What I mean by that is that there are times we need to rest. So we should rest. There are times we need to unwind. So we should unwind, and there are times we need to worship and work. So we should worship and work. Being able to decide what to do at the exact time that you need is a definition of discipline. Having to memorize the same half page over and over day after day for hours is not failing. It is simply decree. There are times when Allah slows us down so we can stop, assess, and make changes to our routine. I no longer fear that I am going to give up trying to memorize. However I often feel like giving up. But I choose to do what I think is right no matter what I feel. And when I stand before Allah on judgement day I want the quran there by my side as a witness for me. Reality gives me strength.

Tuesday, January 10, 2023

 Bismillah

As salaamu alaikum,


I am feeling grateful today for the struggle of going after something I love and need. I have moved from memorizing from the front of the mushaf, where I made it to the end of An’aam, to memorizing from the back of the Quran. I am memorizing with my children that way so I can help them along and we can revise together. And so I can learn and teach humility. They are ahead of me and they have such happy looks of ernest joy when I ask them to test me on a page they already know. 

It was the right decision to memorize with them and I am grateful Allah inspired that idea in me. Then came Sura Jinn. OMG! I thought I had it going on but sura Jinn is a beast. Trying t memorize it, I feel like I am galloping toward it on a strong steed. I lasso it and catch it. Then it vanishes into thin air with an eerie laugh that echos in my mind. Is it inna, innahu, lamma, dhaunna. Hahahahahaaa. 

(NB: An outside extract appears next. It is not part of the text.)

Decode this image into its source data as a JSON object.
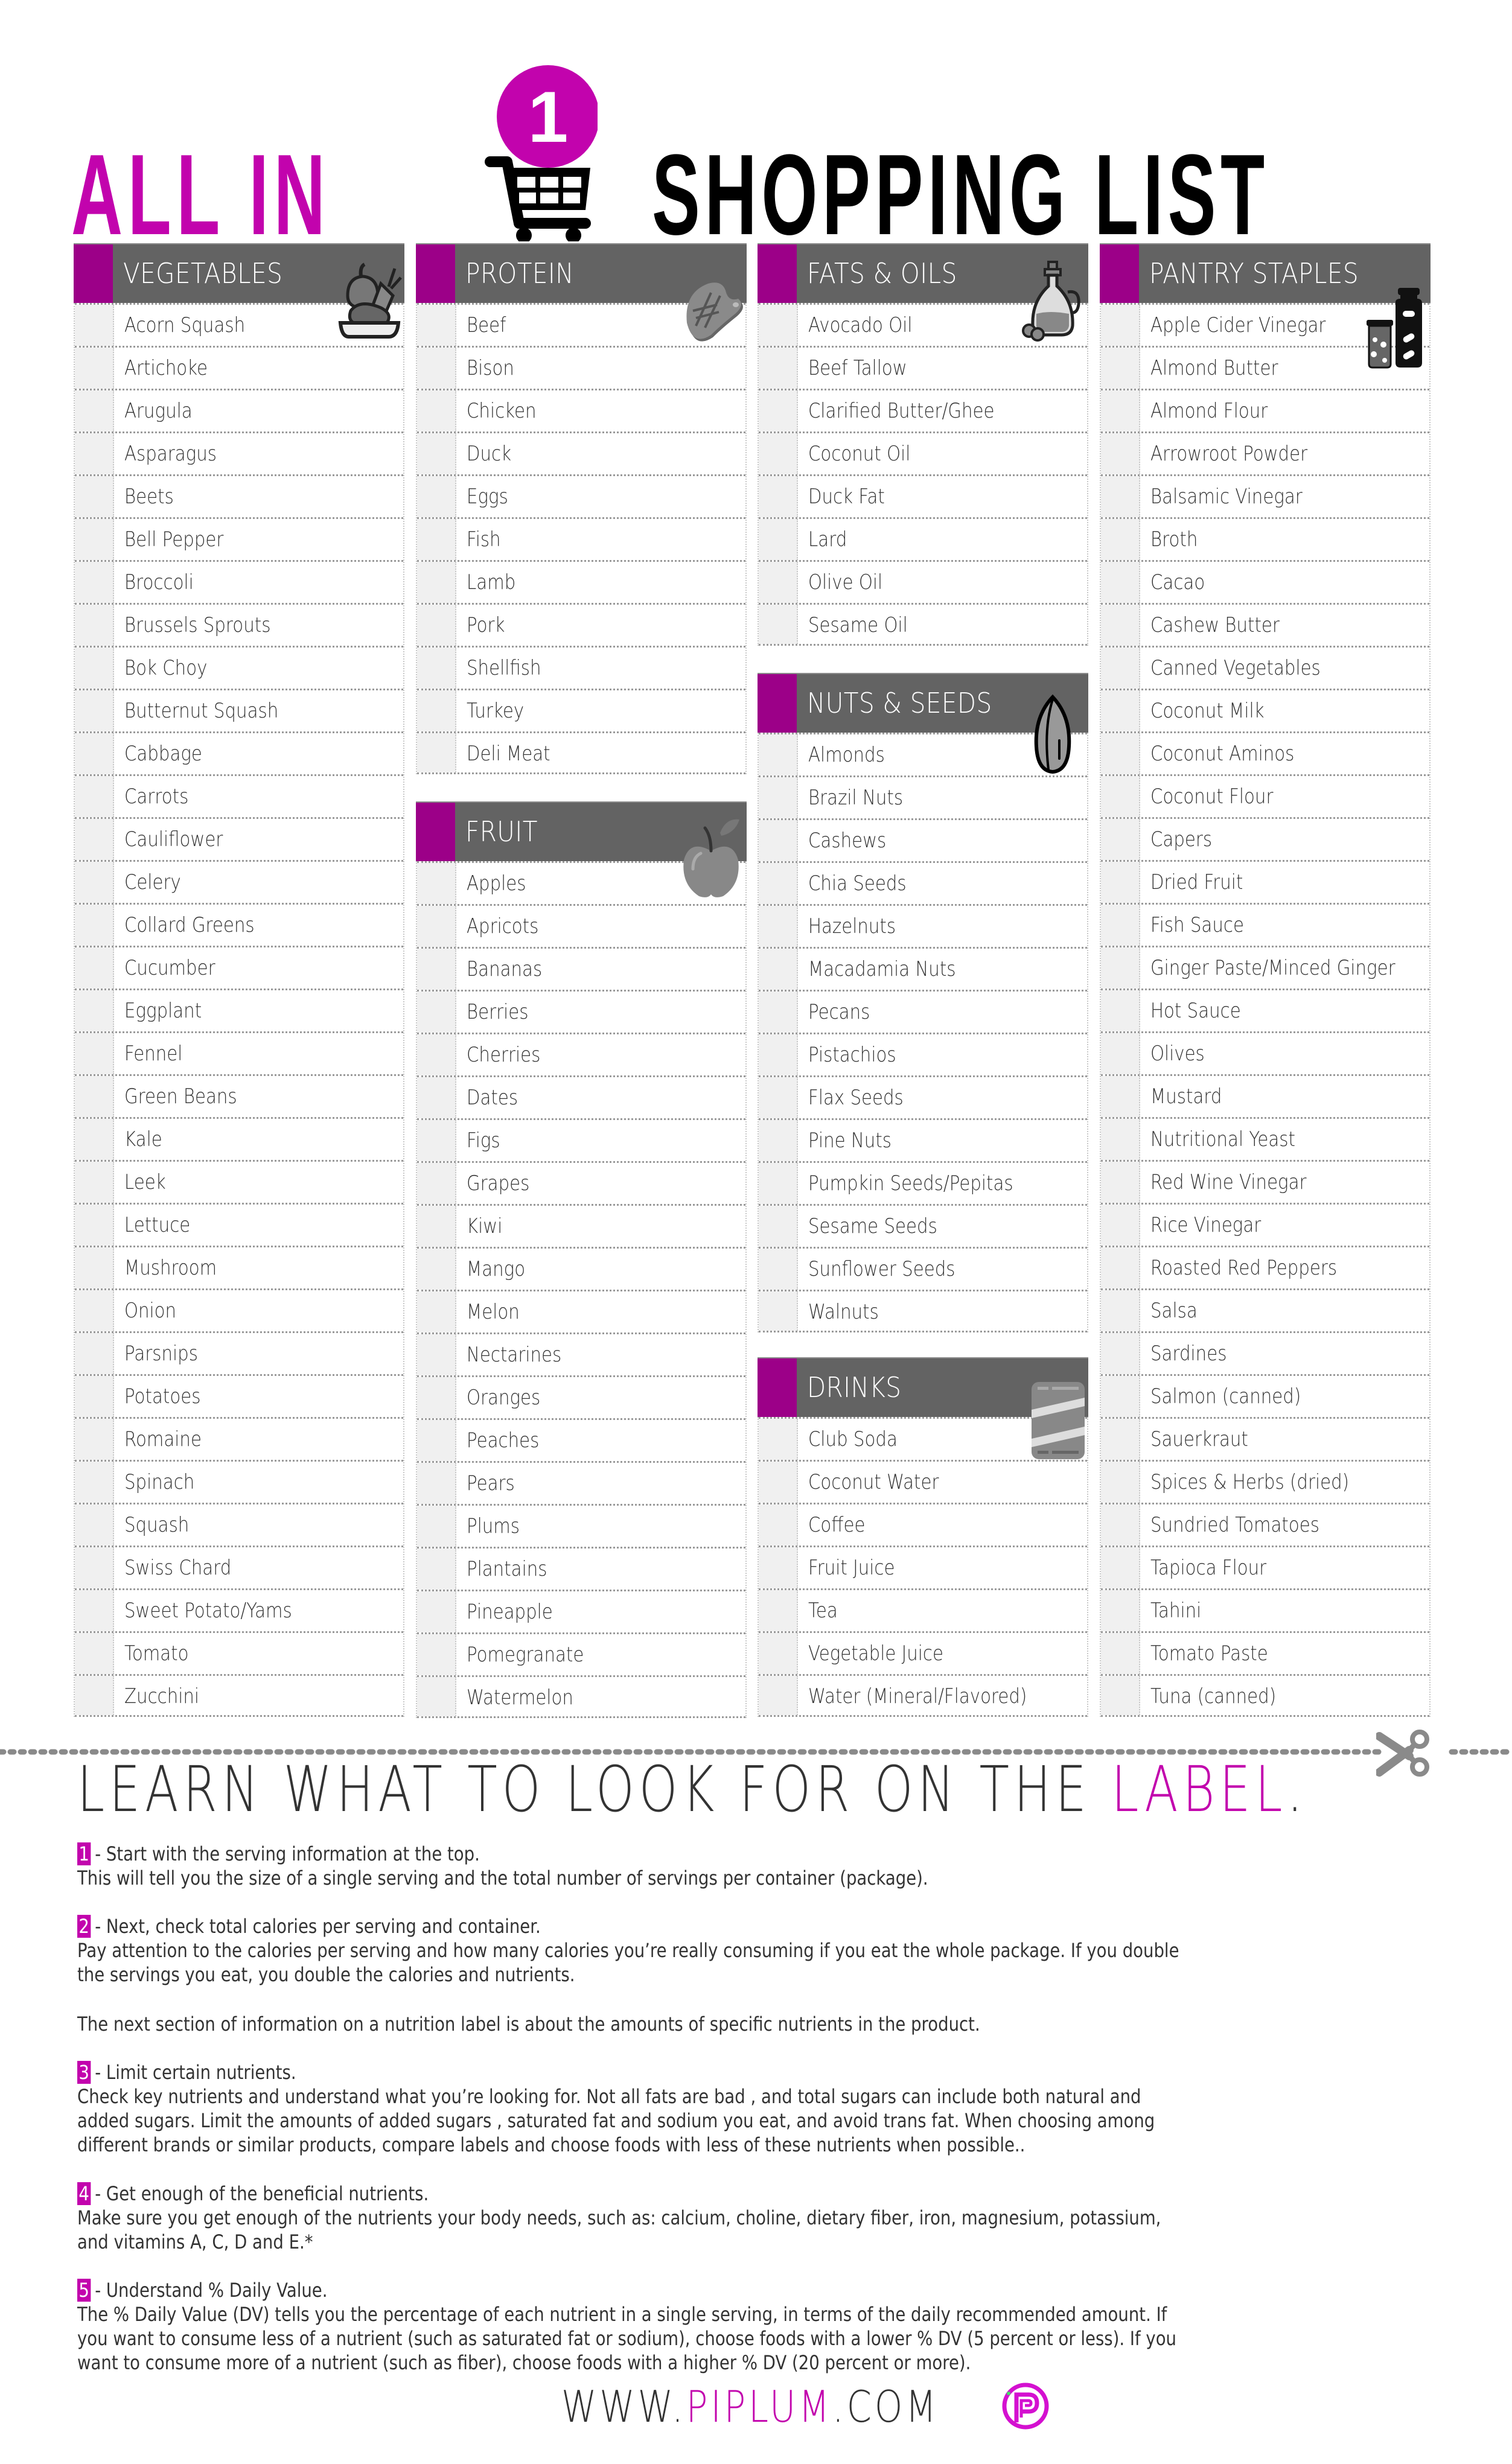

I am learning a lesson here in this sura. I am learning that sometimes its not about what I think I am giving, or the work and time I think I am dedicating to something. It’s about what I am actually giving. It’s about what I am deciding to put first and what I am choosing to allow to distract me from What I claim is the most important thing to my heart and soul. And I feel that I am coming up short. No I know that I am coming up short. I have a decision to make. I have to choose to put first things first. If you want to memorize Quran, you have to put Quran first. And with my many adult responsibilities to maintain, that are necessary for others to exist and thrive, it is difficult to choose to put myself and my desire to please Allah before every other person or thing in my life. But I know that if I sincerely make the best choice everyday, Allah will carry me through.